I'm still a little in shock, but I know it's for the best. I know I'll find love again.

 

What's also helping is I developed a little crush on a woman in one of my classes. I know it'll never go anywhere, and I don't even want it to. She's very religious and is currently going through a divorce from an arranged marriage where he left her for another woman. But feeling what I feel for a woman who seems so lovely makes me realize there are sooo many people out there. I'll find someone eventually who is better suited to what I need out of a relationship. I focused so long on trying to change my relationship and my partner into what I needed, and that wasn't fair to either of us. Yeah, what I was trying to change were negative things, but still, I can't change another person. I can't wait around for them to change either. If they aren't giving me what I need, I need to just move on. I should have ended this years ago when she started mistreating me.

 

I'm not suppressing or denying my feelings, but I feel like hope finally FULLY died. NC was first about her learning her lesson, but now its slowly morphing into being about me learning mine. I'll never forget her or stop caring about her, but I honestly don't want her back anymore. The sadness is still there, but I see the tiny little bit of light at the end of the tunnel. I was a doormat for too long, and now I'm ready to stop my codependent crap and really take care of me. I'm so focused on school. I've been talking with my advisers and dreaming up what I'd like to do after I graduate. Teaching English in South Korea for a year or so, then coming back to The States and eventually settling down on the Westcoast.

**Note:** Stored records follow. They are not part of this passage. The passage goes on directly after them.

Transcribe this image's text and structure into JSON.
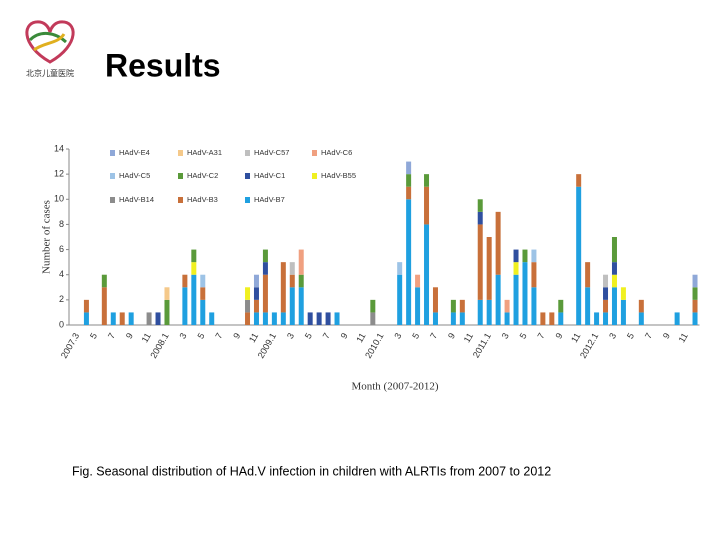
{
  "header": {
    "title": "Results",
    "logo_text": "北京儿童医院"
  },
  "chart_data": {
    "type": "stacked_bar",
    "ylabel": "Number of cases",
    "xlabel": "Month (2007-2012)",
    "ylim": [
      0,
      14
    ],
    "yticks": [
      0,
      2,
      4,
      6,
      8,
      10,
      12,
      14
    ],
    "categories": [
      "2007.3",
      null,
      "5",
      null,
      "7",
      null,
      "9",
      null,
      "11",
      null,
      "2008.1",
      null,
      "3",
      null,
      "5",
      null,
      "7",
      null,
      "9",
      null,
      "11",
      null,
      "2009.1",
      null,
      "3",
      null,
      "5",
      null,
      "7",
      null,
      "9",
      null,
      "11",
      null,
      "2010.1",
      null,
      "3",
      null,
      "5",
      null,
      "7",
      null,
      "9",
      null,
      "11",
      null,
      "2011.1",
      null,
      "3",
      null,
      "5",
      null,
      "7",
      null,
      "9",
      null,
      "11",
      null,
      "2012.1",
      null,
      "3",
      null,
      "5",
      null,
      "7",
      null,
      "9",
      null,
      "11",
      null
    ],
    "series": [
      {
        "name": "HAdV-E4",
        "color": "#8fa8d8",
        "values": [
          0,
          0,
          0,
          0,
          0,
          0,
          0,
          0,
          0,
          0,
          0,
          0,
          0,
          0,
          0,
          0,
          0,
          0,
          0,
          0,
          1,
          0,
          0,
          0,
          0,
          0,
          0,
          0,
          0,
          0,
          0,
          0,
          0,
          0,
          0,
          0,
          0,
          1,
          0,
          0,
          0,
          0,
          0,
          0,
          0,
          0,
          0,
          0,
          0,
          0,
          0,
          0,
          0,
          0,
          0,
          0,
          0,
          0,
          0,
          0,
          0,
          0,
          0,
          0,
          0,
          0,
          0,
          0,
          0,
          1
        ]
      },
      {
        "name": "HAdV-A31",
        "color": "#f5c98a",
        "values": [
          0,
          0,
          0,
          0,
          0,
          0,
          0,
          0,
          0,
          0,
          1,
          0,
          0,
          0,
          0,
          0,
          0,
          0,
          0,
          0,
          0,
          0,
          0,
          0,
          0,
          0,
          0,
          0,
          0,
          0,
          0,
          0,
          0,
          0,
          0,
          0,
          0,
          0,
          0,
          0,
          0,
          0,
          0,
          0,
          0,
          0,
          0,
          0,
          0,
          0,
          0,
          0,
          0,
          0,
          0,
          0,
          0,
          0,
          0,
          0,
          0,
          0,
          0,
          0,
          0,
          0,
          0,
          0,
          0,
          0
        ]
      },
      {
        "name": "HAdV-C57",
        "color": "#bfbfbf",
        "values": [
          0,
          0,
          0,
          0,
          0,
          0,
          0,
          0,
          0,
          0,
          0,
          0,
          0,
          0,
          0,
          0,
          0,
          0,
          0,
          0,
          0,
          0,
          0,
          0,
          1,
          0,
          0,
          0,
          0,
          0,
          0,
          0,
          0,
          0,
          0,
          0,
          0,
          0,
          0,
          0,
          0,
          0,
          0,
          0,
          0,
          0,
          0,
          0,
          0,
          0,
          0,
          0,
          0,
          0,
          0,
          0,
          0,
          0,
          0,
          1,
          0,
          0,
          0,
          0,
          0,
          0,
          0,
          0,
          0,
          0
        ]
      },
      {
        "name": "HAdV-C6",
        "color": "#f0a080",
        "values": [
          0,
          0,
          0,
          0,
          0,
          0,
          0,
          0,
          0,
          0,
          0,
          0,
          0,
          0,
          0,
          0,
          0,
          0,
          0,
          0,
          0,
          0,
          0,
          0,
          0,
          2,
          0,
          0,
          0,
          0,
          0,
          0,
          0,
          0,
          0,
          0,
          0,
          0,
          1,
          0,
          0,
          0,
          0,
          0,
          0,
          0,
          0,
          0,
          1,
          0,
          0,
          0,
          0,
          0,
          0,
          0,
          0,
          0,
          0,
          0,
          0,
          0,
          0,
          0,
          0,
          0,
          0,
          0,
          0,
          0
        ]
      },
      {
        "name": "HAdV-C5",
        "color": "#9dc3e6",
        "values": [
          0,
          0,
          0,
          0,
          0,
          0,
          0,
          0,
          0,
          0,
          0,
          0,
          0,
          0,
          1,
          0,
          0,
          0,
          0,
          0,
          0,
          0,
          0,
          0,
          0,
          0,
          0,
          0,
          0,
          0,
          0,
          0,
          0,
          0,
          0,
          0,
          1,
          0,
          0,
          0,
          0,
          0,
          0,
          0,
          0,
          0,
          0,
          0,
          0,
          0,
          0,
          1,
          0,
          0,
          0,
          0,
          0,
          0,
          0,
          0,
          0,
          0,
          0,
          0,
          0,
          0,
          0,
          0,
          0,
          0
        ]
      },
      {
        "name": "HAdV-C2",
        "color": "#5a9a3a",
        "values": [
          0,
          0,
          0,
          1,
          0,
          0,
          0,
          0,
          0,
          0,
          2,
          0,
          0,
          1,
          0,
          0,
          0,
          0,
          0,
          0,
          0,
          1,
          0,
          0,
          0,
          1,
          0,
          0,
          0,
          0,
          0,
          0,
          0,
          1,
          0,
          0,
          0,
          1,
          0,
          1,
          0,
          0,
          1,
          0,
          0,
          1,
          0,
          0,
          0,
          0,
          1,
          0,
          0,
          0,
          1,
          0,
          0,
          0,
          0,
          0,
          2,
          0,
          0,
          0,
          0,
          0,
          0,
          0,
          0,
          1
        ]
      },
      {
        "name": "HAdV-C1",
        "color": "#2f4f9f",
        "values": [
          0,
          0,
          0,
          0,
          0,
          0,
          0,
          0,
          0,
          1,
          0,
          0,
          0,
          0,
          0,
          0,
          0,
          0,
          0,
          0,
          1,
          1,
          0,
          0,
          0,
          0,
          1,
          1,
          1,
          0,
          0,
          0,
          0,
          0,
          0,
          0,
          0,
          0,
          0,
          0,
          0,
          0,
          0,
          0,
          0,
          1,
          0,
          0,
          0,
          1,
          0,
          0,
          0,
          0,
          0,
          0,
          0,
          0,
          0,
          1,
          1,
          0,
          0,
          0,
          0,
          0,
          0,
          0,
          0,
          0
        ]
      },
      {
        "name": "HAdV-B55",
        "color": "#f0f020",
        "values": [
          0,
          0,
          0,
          0,
          0,
          0,
          0,
          0,
          0,
          0,
          0,
          0,
          0,
          1,
          0,
          0,
          0,
          0,
          0,
          1,
          0,
          0,
          0,
          0,
          0,
          0,
          0,
          0,
          0,
          0,
          0,
          0,
          0,
          0,
          0,
          0,
          0,
          0,
          0,
          0,
          0,
          0,
          0,
          0,
          0,
          0,
          0,
          0,
          0,
          1,
          0,
          0,
          0,
          0,
          0,
          0,
          0,
          0,
          0,
          0,
          1,
          1,
          0,
          0,
          0,
          0,
          0,
          0,
          0,
          0
        ]
      },
      {
        "name": "HAdV-B14",
        "color": "#8c8c8c",
        "values": [
          0,
          0,
          0,
          0,
          0,
          0,
          0,
          0,
          1,
          0,
          0,
          0,
          0,
          0,
          0,
          0,
          0,
          0,
          0,
          1,
          0,
          0,
          0,
          0,
          0,
          0,
          0,
          0,
          0,
          0,
          0,
          0,
          0,
          1,
          0,
          0,
          0,
          0,
          0,
          0,
          0,
          0,
          0,
          0,
          0,
          0,
          0,
          0,
          0,
          0,
          0,
          0,
          0,
          0,
          0,
          0,
          0,
          0,
          0,
          0,
          0,
          0,
          0,
          0,
          0,
          0,
          0,
          0,
          0,
          0
        ]
      },
      {
        "name": "HAdV-B3",
        "color": "#c8703a",
        "values": [
          0,
          1,
          0,
          3,
          0,
          1,
          0,
          0,
          0,
          0,
          0,
          0,
          1,
          0,
          1,
          0,
          0,
          0,
          0,
          1,
          1,
          3,
          0,
          4,
          1,
          0,
          0,
          0,
          0,
          0,
          0,
          0,
          0,
          0,
          0,
          0,
          0,
          1,
          0,
          3,
          2,
          0,
          0,
          1,
          0,
          6,
          5,
          5,
          0,
          0,
          0,
          2,
          1,
          1,
          0,
          0,
          1,
          2,
          0,
          1,
          0,
          0,
          0,
          1,
          0,
          0,
          0,
          0,
          0,
          1
        ]
      },
      {
        "name": "HAdV-B7",
        "color": "#1fa0e0",
        "values": [
          0,
          1,
          0,
          0,
          1,
          0,
          1,
          0,
          0,
          0,
          0,
          0,
          3,
          4,
          2,
          1,
          0,
          0,
          0,
          0,
          1,
          1,
          1,
          1,
          3,
          3,
          0,
          0,
          0,
          1,
          0,
          0,
          0,
          0,
          0,
          0,
          4,
          10,
          3,
          8,
          1,
          0,
          1,
          1,
          0,
          2,
          2,
          4,
          1,
          4,
          5,
          3,
          0,
          0,
          1,
          0,
          11,
          3,
          1,
          1,
          3,
          2,
          0,
          1,
          0,
          0,
          0,
          1,
          0,
          1
        ]
      }
    ]
  },
  "caption": "Fig. Seasonal distribution of HAd.V infection in children with ALRTIs from 2007 to 2012"
}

And this and that, so many different things I've wanted to do but couldn't if I was in a long term relationship. I'm 26 and I felt like I couldn't just throw away a relationship to chase dreams that younger people are doing. But now I know that's stupid because I am young.

 

So, am I over the worst? Do you all think I finally got over the hump, or are there maybe a few more serious mood swings to come? I really hope this high that I'm at is permanent and isn't just me jumping the gun.